Maarten Lupker1,6, Jérôme Lavé2, Christian France-Lanord2, Marcus Christl3, Didier Bourlès4, Julien Carcaillet5, Colin Maden6, Rainer Wieler6, Mustafizur Rahman7, Devojit Bezbaruah8, and Liu Xiaohan9 Maarten Lupker et al.
  • 1Geological Institute, D-ERDW, ETH Zürich, Zürich, 8092, Switzerland
  • 2CRPG, UMR 7358 CNRS–Univ. de Lorraine, Vandoeuvre les Nancy, 54500, France
  • 3Institute of Particle Physics, D-PHYS, ETH Zürich, Zürich, 8093, Switzerland
  • 4CEREGE, UMR 34 UAM-CNRS-IRD, Aix-en-Provence, 13545, France
  • 5ISTerre, Univ. Grenoble Alpes–CNRS, Grenoble, 38000, France
  • 6Institute of Geochemistry and Petrology, D-ERDW, ETH Zürich, Zürich, 8092, Switzerland
  • 7Department of Soil, Water and Environment, Dhaka University, Dhaka, 1000, Bangladesh
  • 8Department of Applied Geology, Dibrugarh University, Dibrugarh, 786004, India
  • 9Institute of Tibetan Plateau Research, Chinese Academy of Sciences, Beijing, China

Abstract.
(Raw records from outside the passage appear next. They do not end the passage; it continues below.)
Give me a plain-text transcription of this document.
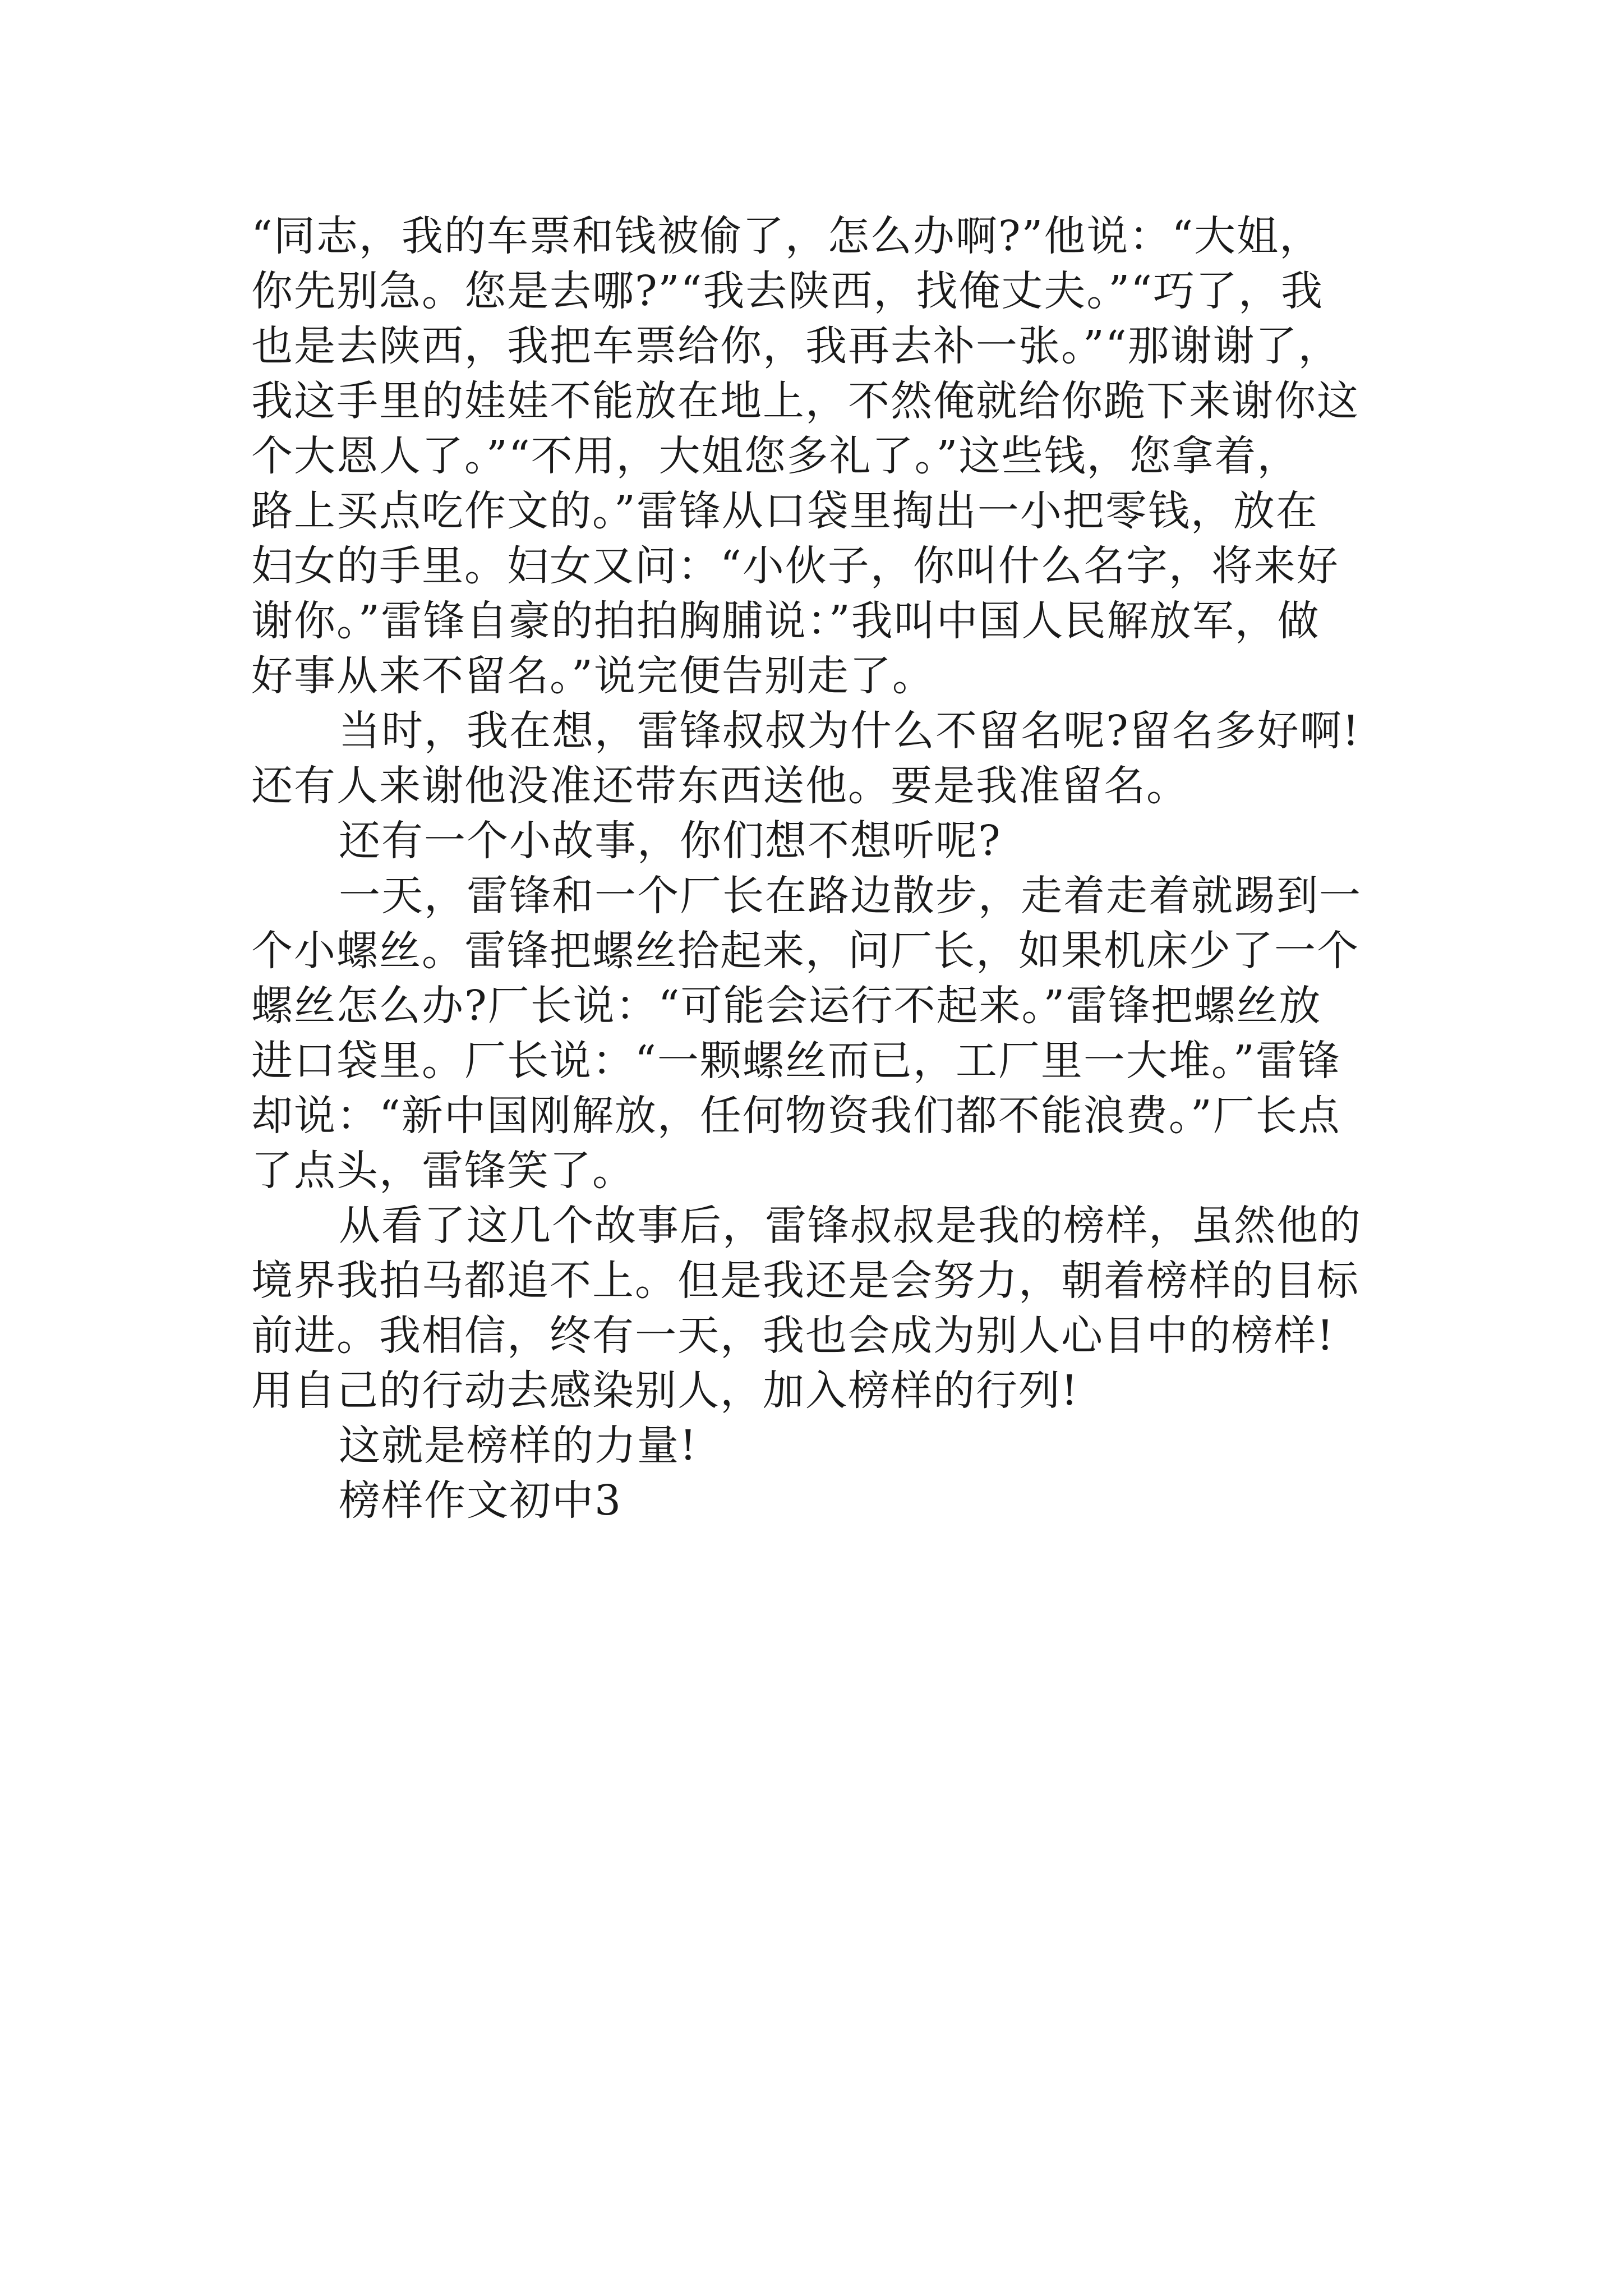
“同志，我的车票和钱被偷了，怎么办啊?”他说：“大姐，
你先别急。您是去哪?”“我去陕西，找俺丈夫。”“巧了，我
也是去陕西，我把车票给你，我再去补一张。”“那谢谢了，
我这手里的娃娃不能放在地上，不然俺就给你跪下来谢你这
个大恩人了。”“不用，大姐您多礼了。”这些钱，您拿着，
路上买点吃作文的。”雷锋从口袋里掏出一小把零钱，放在
妇女的手里。妇女又问：“小伙子，你叫什么名字，将来好
谢你。”雷锋自豪的拍拍胸脯说：”我叫中国人民解放军，做
好事从来不留名。”说完便告别走了。
当时，我在想，雷锋叔叔为什么不留名呢?留名多好啊!
还有人来谢他没准还带东西送他。要是我准留名。
还有一个小故事，你们想不想听呢?
一天，雷锋和一个厂长在路边散步，走着走着就踢到一
个小螺丝。雷锋把螺丝拾起来，问厂长，如果机床少了一个
螺丝怎么办?厂长说：“可能会运行不起来。”雷锋把螺丝放
进口袋里。厂长说：“一颗螺丝而已，工厂里一大堆。”雷锋
却说：“新中国刚解放，任何物资我们都不能浪费。”厂长点
了点头，雷锋笑了。
从看了这几个故事后，雷锋叔叔是我的榜样，虽然他的
境界我拍马都追不上。但是我还是会努力，朝着榜样的目标
前进。我相信，终有一天，我也会成为别人心目中的榜样!
用自己的行动去感染别人，加入榜样的行列!
这就是榜样的力量!
榜样作文初中3
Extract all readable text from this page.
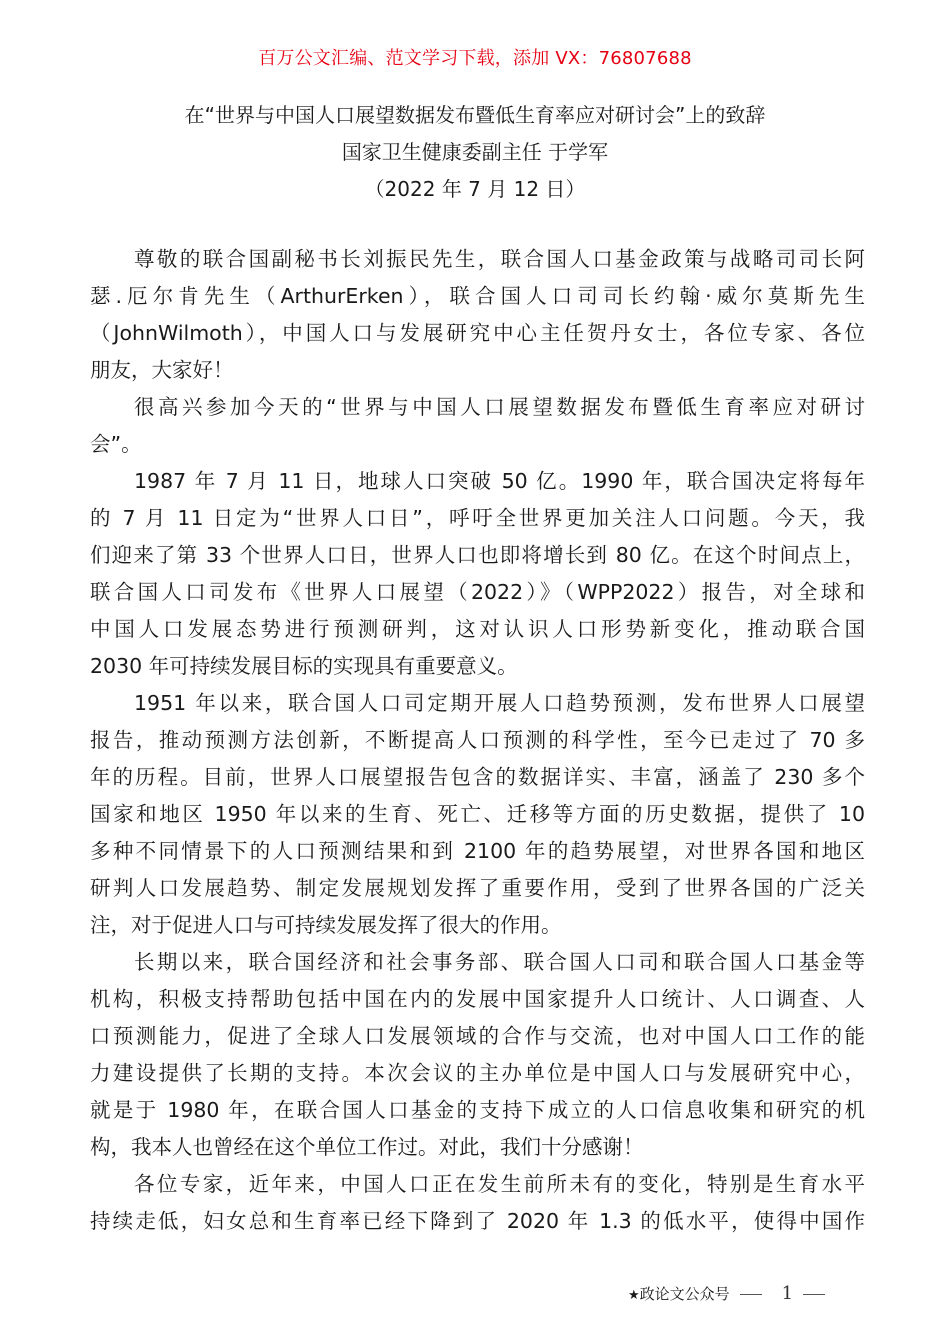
百万公文汇编、范文学习下载，添加 VX：76807688
在“世界与中国人口展望数据发布暨低生育率应对研讨会”上的致辞
国家卫生健康委副主任 于学军
（2022 年 7 月 12 日）
尊敬的联合国副秘书长刘振民先生，联合国人口基金政策与战略司司长阿
瑟.厄尔肯先生（ArthurErken），联合国人口司司长约翰·威尔莫斯先生
（JohnWilmoth），中国人口与发展研究中心主任贺丹女士，各位专家、各位
朋友，大家好！
很高兴参加今天的“世界与中国人口展望数据发布暨低生育率应对研讨
会”。
1987 年 7 月 11 日，地球人口突破 50 亿。1990 年，联合国决定将每年
的 7 月 11 日定为“世界人口日”，呼吁全世界更加关注人口问题。今天，我
们迎来了第 33 个世界人口日，世界人口也即将增长到 80 亿。在这个时间点上，
联合国人口司发布《世界人口展望（2022）》（WPP2022）报告，对全球和
中国人口发展态势进行预测研判，这对认识人口形势新变化，推动联合国
2030 年可持续发展目标的实现具有重要意义。
1951 年以来，联合国人口司定期开展人口趋势预测，发布世界人口展望
报告，推动预测方法创新，不断提高人口预测的科学性，至今已走过了 70 多
年的历程。目前，世界人口展望报告包含的数据详实、丰富，涵盖了 230 多个
国家和地区 1950 年以来的生育、死亡、迁移等方面的历史数据，提供了 10
多种不同情景下的人口预测结果和到 2100 年的趋势展望，对世界各国和地区
研判人口发展趋势、制定发展规划发挥了重要作用，受到了世界各国的广泛关
注，对于促进人口与可持续发展发挥了很大的作用。
长期以来，联合国经济和社会事务部、联合国人口司和联合国人口基金等
机构，积极支持帮助包括中国在内的发展中国家提升人口统计、人口调查、人
口预测能力，促进了全球人口发展领域的合作与交流，也对中国人口工作的能
力建设提供了长期的支持。本次会议的主办单位是中国人口与发展研究中心，
就是于 1980 年，在联合国人口基金的支持下成立的人口信息收集和研究的机
构，我本人也曾经在这个单位工作过。对此，我们十分感谢！
各位专家，近年来，中国人口正在发生前所未有的变化，特别是生育水平
持续走低，妇女总和生育率已经下降到了 2020 年 1.3 的低水平，使得中国作
★政论文公众号	1
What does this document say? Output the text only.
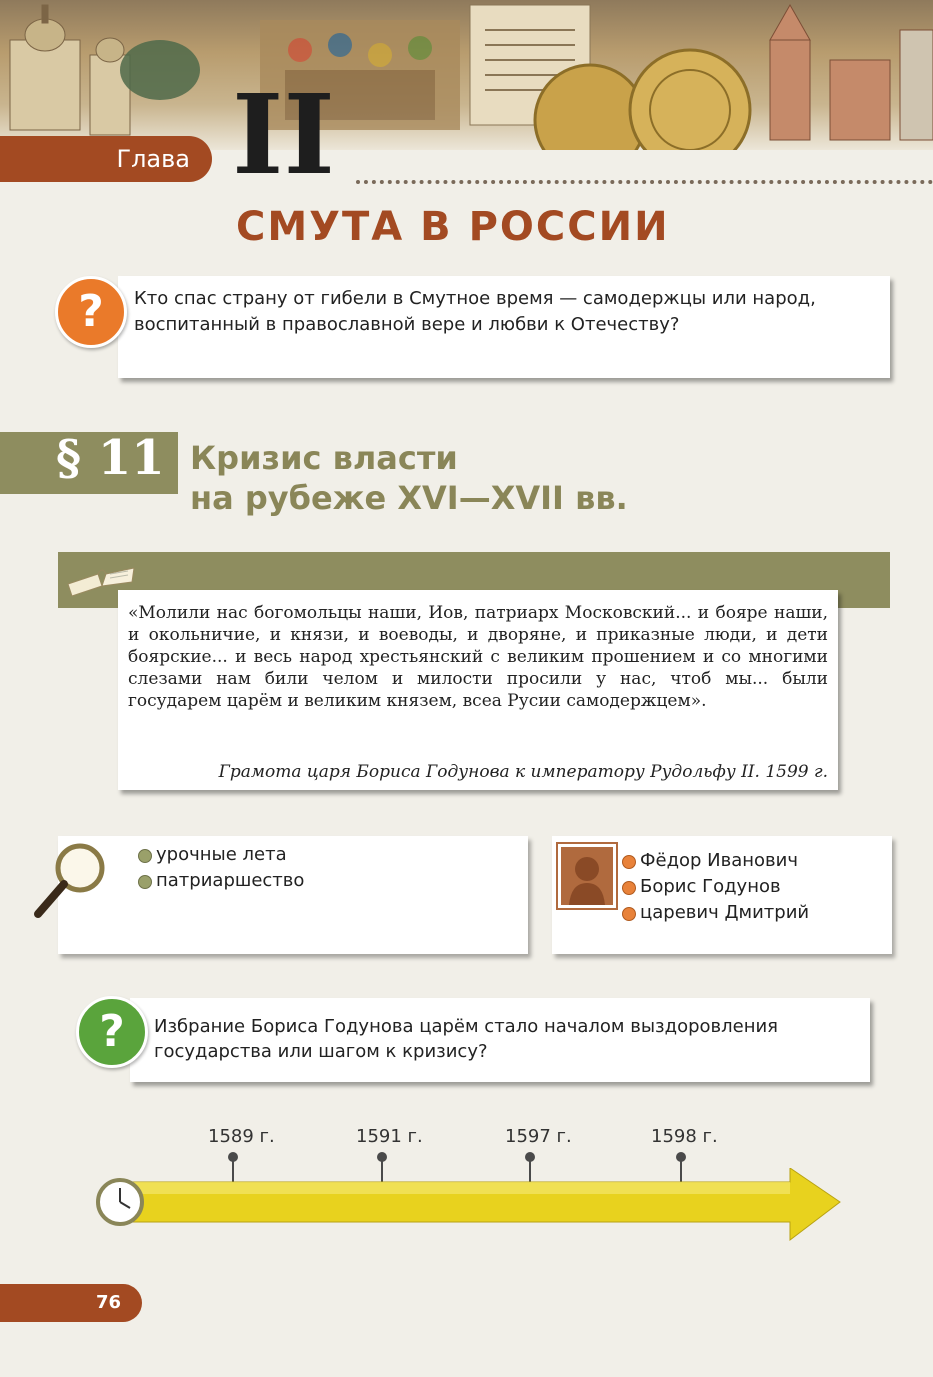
Глава II
СМУТА В РОССИИ
Кто спас страну от гибели в Смутное время — самодержцы или народ, воспитанный в православной вере и любви к Отечеству?
?
§ 11 Кризис власти
на рубеже XVI—XVII вв.
«Молили нас богомольцы наши, Иов, патриарх Московский... и бояре наши, и окольничие, и князи, и воеводы, и дворяне, и приказные люди, и дети боярские... и весь народ хрестьянский с великим прошением и со многими слезами нам били челом и милости просили у нас, чтоб мы... были государем царём и великим князем, всеа Русии самодержцем».
Грамота царя Бориса Годунова к императору Рудольфу II. 1599 г.
урочные лета
патриаршество
Фёдор Иванович
Борис Годунов
царевич Дмитрий
Избрание Бориса Годунова царём стало началом выздоровления государства или шагом к кризису?
?
1589 г.	1591 г.	1597 г.	1598 г.
76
The Tsangpo-Brahmaputra River drains the eastern part of the Himalayan range and flows from the Tibetan Plateau through the eastern Himalayan syntaxis downstream to the Indo-Gangetic floodplain and the Bay of Bengal. As such, it is a unique natural laboratory to study how denudation and sediment production processes are transferred to river detrital signals. In this study, we present a new 10Be data set to constrain denudation rates across the catchment and to quantify the impact of rapid erosion within the syntaxis region on cosmogenic nuclide budgets and signals. The measured 10Be denudation rates span around 2 orders of magnitude across individual catchments (ranging from 0.03 to > 4 mm yr−1) and sharply increase as the Tsangpo-Brahmaputra flows across the eastern Himalaya. The increase in denudation rates, however, occurs  ∼  150 km downstream of the Namche Barwa–Gyala Peri massif (NBGPm), an area which has been previously characterized by extremely high erosion and exhumation rates. We suggest that this downstream lag is mainly due to the physical abrasion of coarse-grained, low 10Be concentration, landslide material produced within the syntaxis that dilutes the upstream high-concentration 10Be flux from the Tibetan Plateau only after abrasion has transferred sediment to the studied sand fraction. A simple abrasion model produces typical lag distances of 50 to 150 km compatible with our observations. Abrasion effects reduce the spatial resolution over which denudation can be constrained in the eastern Himalayan syntaxis. In addition, we also highlight that denudation rate estimates are dependent on the sediment connectivity, storage, and quartz content of the upstream Tibetan Plateau part of the catchment, which tends to lead to an overestimation of downstream denudation rates. While no direct 10Be denudation measurements were made in the syntaxis, the dilution of the upstream 10Be signal, measured in Tsangpo-Brahmaputra sediments, provides constraints on the denudation rates in that region. These denudation estimates range from ca. 2 to 5 mm yr−1 for the entire syntaxis and ca. 4 to 28 mm yr−1 for the NBGPm, which is significantly higher than other large catchments. Overall, 10Be concentrations measured at the outlet of the Tsangpo-Brahmaputra in Bangladesh suggest a sediment flux between 780 and 1430 Mt yr−1 equivalent to a denudation rate between 0.7 and 1.2 mm yr−1 for the entire catchment.

Short summary
We use geochemical approaches (10Be) on river sediments to quantify the erosion rates across the Tsangpo-Brahmaputra (TB) catchment in the eastern Himalayas. Our approach confirms the high erosion rates in the eastern Himalayan syntaxis region and we suggest that the abrasion of landslide material in the syntaxis is a key process in explaining how erosion signals are transferred to the sediment load.